A developing economy that creates jobs at a higher rate than population increase provides possibilities and motivation for individuals to relocate from impoverished slums to more developed regions. By contrast, economic stagnation generates uncertainty and risk for the poor, pushing them to remain in the slums. Economic stagnation in a growing population nation diminishes per capita disposable income in urban and rural areas, hence increasing poverty in urban and rural areas. Rural poverty is also increasing, which stimulates migration to metropolitan areas. In other words, a failing economy encourages poverty and rural-to-urban migration, resulting in the growth of slums.
5-Segregation and colonialism
Some of the world's slums today are the result of colonialism's urbanization.

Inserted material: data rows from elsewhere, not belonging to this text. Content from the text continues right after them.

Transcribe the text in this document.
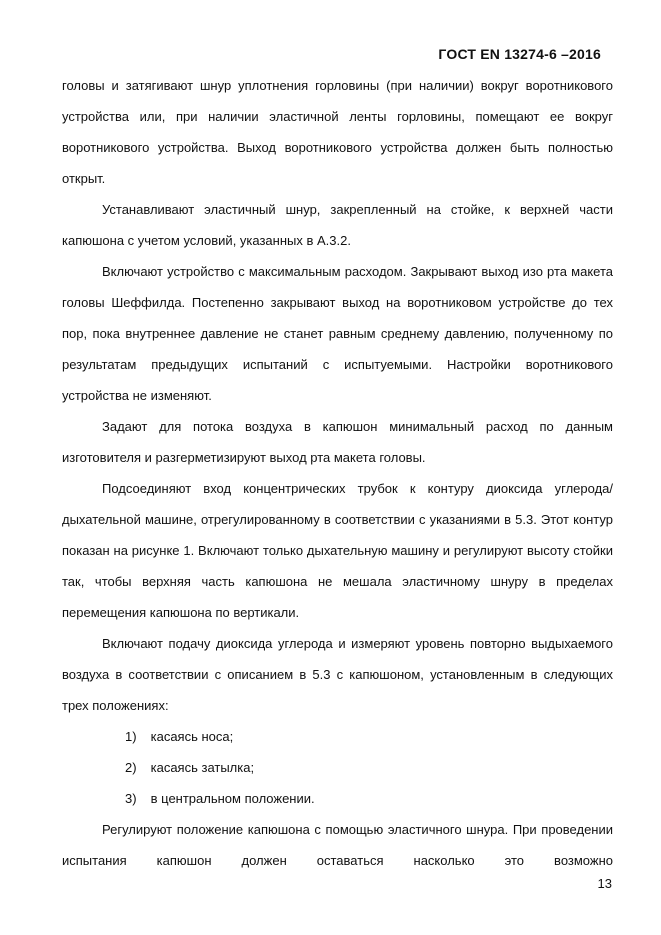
ГОСТ EN 13274-6 –2016

головы и затягивают шнур уплотнения горловины (при наличии) вокруг воротникового устройства или, при наличии эластичной ленты горловины, помещают ее вокруг воротникового устройства. Выход воротникового устройства должен быть полностью открыт.

Устанавливают эластичный шнур, закрепленный на стойке, к верхней части капюшона с учетом условий, указанных в А.3.2.

Включают устройство с максимальным расходом. Закрывают выход изо рта макета головы Шеффилда. Постепенно закрывают выход на воротниковом устройстве до тех пор, пока внутреннее давление не станет равным среднему давлению, полученному по результатам предыдущих испытаний с испытуемыми. Настройки воротникового устройства не изменяют.

Задают для потока воздуха в капюшон минимальный расход по данным изготовителя и разгерметизируют выход рта макета головы.

Подсоединяют вход концентрических трубок к контуру диоксида углерода/дыхательной машине, отрегулированному в соответствии с указаниями в 5.3. Этот контур показан на рисунке 1. Включают только дыхательную машину и регулируют высоту стойки так, чтобы верхняя часть капюшона не мешала эластичному шнуру в пределах перемещения капюшона по вертикали.

Включают подачу диоксида углерода и измеряют уровень повторно выдыхаемого воздуха в соответствии с описанием в 5.3 с капюшоном, установленным в следующих трех положениях:

1) касаясь носа;
2) касаясь затылка;
3) в центральном положении.

Регулируют положение капюшона с помощью эластичного шнура. При проведении испытания капюшон должен оставаться насколько это возможно

13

For example, in the nineteenth century, Europeans arrived in Kenya and established metropolitan areas such as Nairobi primarily to suit their financial interests. They viewed Africans as transient migrants and relied on them solely for labour. The government's housing policy for these workers was not adequately implemented, and the government constructed settlements consisting of single-occupancy bedspaces. Due to the time and financial costs associated with their transportation between rural and urban areas, their families eventually migrated to the urban center. Due of their inability to own homes, slums developed.
Others were developed as a result of colonialist-imposed segregation. For example, the Dharavi slum in Mumbai – today one of the largest in the country – was originally a village called Koliwadas, and Mumbai was referred to as Bombay. In 1887, the British colonial administration relocated the tanneries, other noxious industries, and impoverished indigenous workers from the peninsular section of the city and colonial housing area to what was then the city's northern outskirts - a settlement now known as Dharavi. There was no colonial oversight or investment in terms of road infrastructure, sanitation, public services, or housing in this colony. The poor settled in Dharavi, where they found work as servants in colonial offices and homes, as well as in foreign-owned tanneries and other polluting enterprises located nearby. To survive, the poor established shanty villages close to their places of employment. By 1947, the year India gained independence from the British Empire, Dharavi had developed into Bombay's largest slum.
Similarly, some of Lagos, Nigeria's slums arose as a result of colonial-era neglect and policies.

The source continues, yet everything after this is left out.